Der Narr ist ein Buch für kalte Winterabende, zu lesen in einem wohlgeheizten Raum, wenn es geht, vor einem lauschigen Kamin, noch besser vor einem irischen Torffeuer, mit einem Glas irischem Whiskey in Reichweite. Denn das vorherrschende Motiv des Romans, für den die in Irland lebende Schweizerin Gabrielle Alioth 1991 von der „Literarischen Gesellschaft Hamburg“ den Preis „Der erste Roman“ für herausragende Erstveröffentlichungen bekam, ist die Kälte, die Kälte und das Schweigen. Beides kriecht einem bei der Lektüre unmerklich in Leib und Seele, so wie es die Titelfigur beschreibt, jener Narr, der einer jungen Frau namens Marie die Geschichte seines Lebens und der Burg, auf der er selbiges zubrachte, erzählt: „Aber die Kälte ist heimtückisch, Marie, sie greift nach den Herzen der Menschen, ohne daß sie es merken... Doch was die Kälte erst einmal in den Fängen hat, läßt sie nicht wieder los. Da hilft kein Feuer und keine Flucht.“

Als junger Bursche kommt der Narr mit seiner Laute in die Burg, und er verläßt sie nie wieder. Er schnallt sich den obligatorischen Buckel um, setzt sich hoch droben auf ein Fenstersims, beginnt zu singen und gehört fortan zum Inventar jener abgeschlossenen Gesellschaft in einer mitleidlosen, mittelalterlichen Welt, in der die Gefühle noch kälter sind als der Frost, der die dickste Burgmauer durchdringt. Selbst die Sonne ist hier anders, bemerkt der Venezianer, der einen Sommer lang Leben in die triste Welt der Bewohner bringt und dann mitsamt dem Burgfräulein das Weite sucht.

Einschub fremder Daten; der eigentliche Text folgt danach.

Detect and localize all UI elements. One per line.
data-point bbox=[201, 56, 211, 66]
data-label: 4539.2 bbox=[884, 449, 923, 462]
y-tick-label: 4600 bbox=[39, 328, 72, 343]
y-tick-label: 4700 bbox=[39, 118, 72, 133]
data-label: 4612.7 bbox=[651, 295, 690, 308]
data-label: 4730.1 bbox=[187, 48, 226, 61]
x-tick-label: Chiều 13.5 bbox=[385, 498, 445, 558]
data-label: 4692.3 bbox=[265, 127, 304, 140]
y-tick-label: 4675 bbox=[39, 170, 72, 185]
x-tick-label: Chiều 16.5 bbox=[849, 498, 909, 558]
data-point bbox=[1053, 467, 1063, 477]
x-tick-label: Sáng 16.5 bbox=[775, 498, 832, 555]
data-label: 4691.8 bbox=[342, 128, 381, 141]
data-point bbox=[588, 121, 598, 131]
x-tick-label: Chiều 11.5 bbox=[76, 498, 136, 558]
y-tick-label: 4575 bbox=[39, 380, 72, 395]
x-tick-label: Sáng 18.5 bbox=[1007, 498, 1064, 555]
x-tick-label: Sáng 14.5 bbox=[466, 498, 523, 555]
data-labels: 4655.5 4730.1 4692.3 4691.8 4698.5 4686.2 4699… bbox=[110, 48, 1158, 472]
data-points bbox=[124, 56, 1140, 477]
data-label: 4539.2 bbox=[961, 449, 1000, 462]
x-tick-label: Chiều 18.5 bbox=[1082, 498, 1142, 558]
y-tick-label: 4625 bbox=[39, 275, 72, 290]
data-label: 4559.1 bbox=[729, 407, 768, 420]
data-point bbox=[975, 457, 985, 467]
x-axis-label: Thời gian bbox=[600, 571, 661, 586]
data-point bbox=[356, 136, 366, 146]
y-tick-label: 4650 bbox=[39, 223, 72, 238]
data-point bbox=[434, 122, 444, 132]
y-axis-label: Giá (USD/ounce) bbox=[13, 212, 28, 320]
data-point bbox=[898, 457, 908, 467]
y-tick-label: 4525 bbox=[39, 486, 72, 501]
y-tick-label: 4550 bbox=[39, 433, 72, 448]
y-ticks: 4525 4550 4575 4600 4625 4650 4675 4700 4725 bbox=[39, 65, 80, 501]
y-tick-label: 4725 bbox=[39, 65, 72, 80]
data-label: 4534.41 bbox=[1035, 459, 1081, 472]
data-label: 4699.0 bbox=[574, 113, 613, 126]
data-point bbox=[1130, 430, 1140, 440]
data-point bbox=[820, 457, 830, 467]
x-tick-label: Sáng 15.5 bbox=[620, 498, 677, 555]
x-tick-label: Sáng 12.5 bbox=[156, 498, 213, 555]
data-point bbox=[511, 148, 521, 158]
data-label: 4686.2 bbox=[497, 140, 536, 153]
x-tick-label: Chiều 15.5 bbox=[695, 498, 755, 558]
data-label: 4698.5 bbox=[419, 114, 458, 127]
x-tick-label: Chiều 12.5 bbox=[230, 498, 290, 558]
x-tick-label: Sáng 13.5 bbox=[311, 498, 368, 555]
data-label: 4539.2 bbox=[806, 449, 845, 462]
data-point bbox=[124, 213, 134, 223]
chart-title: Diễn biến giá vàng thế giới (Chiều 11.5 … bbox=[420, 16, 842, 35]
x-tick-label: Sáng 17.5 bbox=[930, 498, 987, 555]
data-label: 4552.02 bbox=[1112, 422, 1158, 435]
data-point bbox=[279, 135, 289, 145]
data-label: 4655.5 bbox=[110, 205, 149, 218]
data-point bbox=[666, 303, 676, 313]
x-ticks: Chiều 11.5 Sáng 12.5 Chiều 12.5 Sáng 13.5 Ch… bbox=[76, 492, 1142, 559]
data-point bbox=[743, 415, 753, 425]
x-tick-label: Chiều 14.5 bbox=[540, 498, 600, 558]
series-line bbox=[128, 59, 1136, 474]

Der Narr sitzt oben auf seinem Sims, singt seine Lieder, schaut hinaus auf die Hügel, die Wiesen, den Fluß und beobachtet passiv das Geschehen im weit unter ihm liegenden Saal. Er sieht das langsame Dahinsiechen der unglücklichen „Herrin“, die Saufgelage des rohen „Herren“, das geheime Einverständnis zwischen dem Venezianer und dem „Fräulein“, das wenig mit Liebe zu tun hat, und er sieht die Verbitterung des verlassenen Burgherren. Fortan haben die Lieder des Narren zu verstummen, und das Schweigen hält Einzug in die alten Gemäuer.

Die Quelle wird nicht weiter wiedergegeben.